Protecting the environment for future generations to enjoy is a key priority for the international community. Emissions from all forms of transport systems, and land based power generation are being addressed by ambitious targets, such as decarbonising both the UK's road transport and power generation sectors by 2050 (A strategy for ultra-low emission vehicles in the UK, 2013, Dept. of Trans., & Delivering our low carbon future, 2011, HM Gov.), and the Flightpath 2050 target of a 75% reduction in CO2 emissions per passenger kilometre relative to an aircraft built in 2000 (Europe's vision for aviation, 2011, EU Comm.). A key challenge to achieving these targets is developing low carbon technologies, and this is being enthusiastically embraced by researchers, with power electronic based systems being widely proposed due to their high efficiency, controllability, flexibility and reliability. This high concentration of power electronic converters, often in small DC networks, can adversely affect system stability; power converters employ sophisticated control and protection functions which are sensitive to changes on the network, these changes can easily be triggered by normal operation of another power converter, and can result in another power converter unnecessarily going offline, which may compromise network security. This project aims to develop a fundamental understanding of power quality in complex DC power networks, and then examine a diverse range of real world scenarios to evaluate power quality using a 100kW DC power network demonstrator system. A key outcome of this project will be to enable systems which have high concentrations of power converters to be designed with confidence, enabling low carbon technologies to be fully exploited in future electric vehicles, aircraft and smart grids.

Potential Impact:
The principal beneficiaries of this research will be system designers of low carbon transport applications (aircraft, marine, automotive, commercial vehicles and rail) as well as future smart grids. The designers will have the ability to evaluate the stability of new configurations of complex DC power networks with high concentrations of power converters. For the transport sector this will allow the more-electric concept to be realised, bringing system level benefits of reduced fuel consumption per passenger-km, which will lower the environmental impact. Understanding power quality in complex DC power network will enable more-electric concepts to be fully embraced, enabling both a significant increase in the number of more-electric vehicles and also an increase in the number of power converter systems, which will yield manufacturing opportunities for diverse areas of the UK supply base across the entire transport sector. Society in general will benefit from lower cost travel and reduced emissions, which will reduce the environmental impact and enable a more sustainable use of resources. Similar benefits will be apparent in smart grids, where UK manufacturing and consumer load / source revenue opportunities will both be enhanced by higher uptake of the technology.

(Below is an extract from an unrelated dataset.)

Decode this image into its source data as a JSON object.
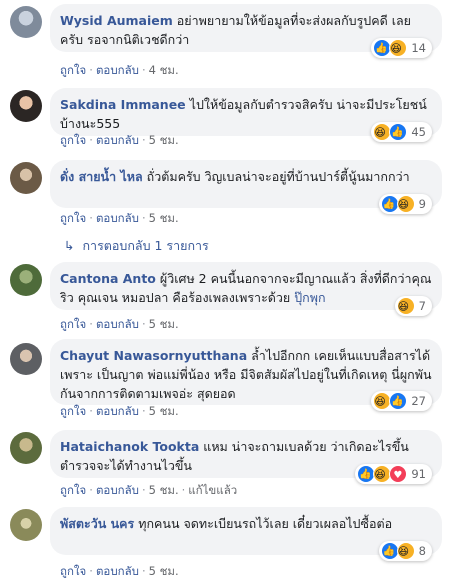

The applicant's well-established links with Rolls-Royce and the company's involvement in the proposed project will provide a natural mechanism for technology transfer into the aerospace and marine sectors. In addition the Power Conversion Group has well established links with companies in the automotive sector such as Prodrive. Beyond this, commercial exploitation of the research, will be handled by the University's Knowledge and Technology Transfer Office. Once IP from the project has been protected then the material will be published in international conferences and journals. The publications will stimulate further research in the transport sector, smart grid and associated application areas by academic and industrial researchers. Dissemination events are planned at other UK universities and in industry to broaden knowledge of the work and stimulate further research and collaborations in the area. A dedicated project website will be used to support dissemination to the public and wider scientific community, and the project will link with the university wide themes of Energy at Manchester and the Aerospace Research Institute (UMARI).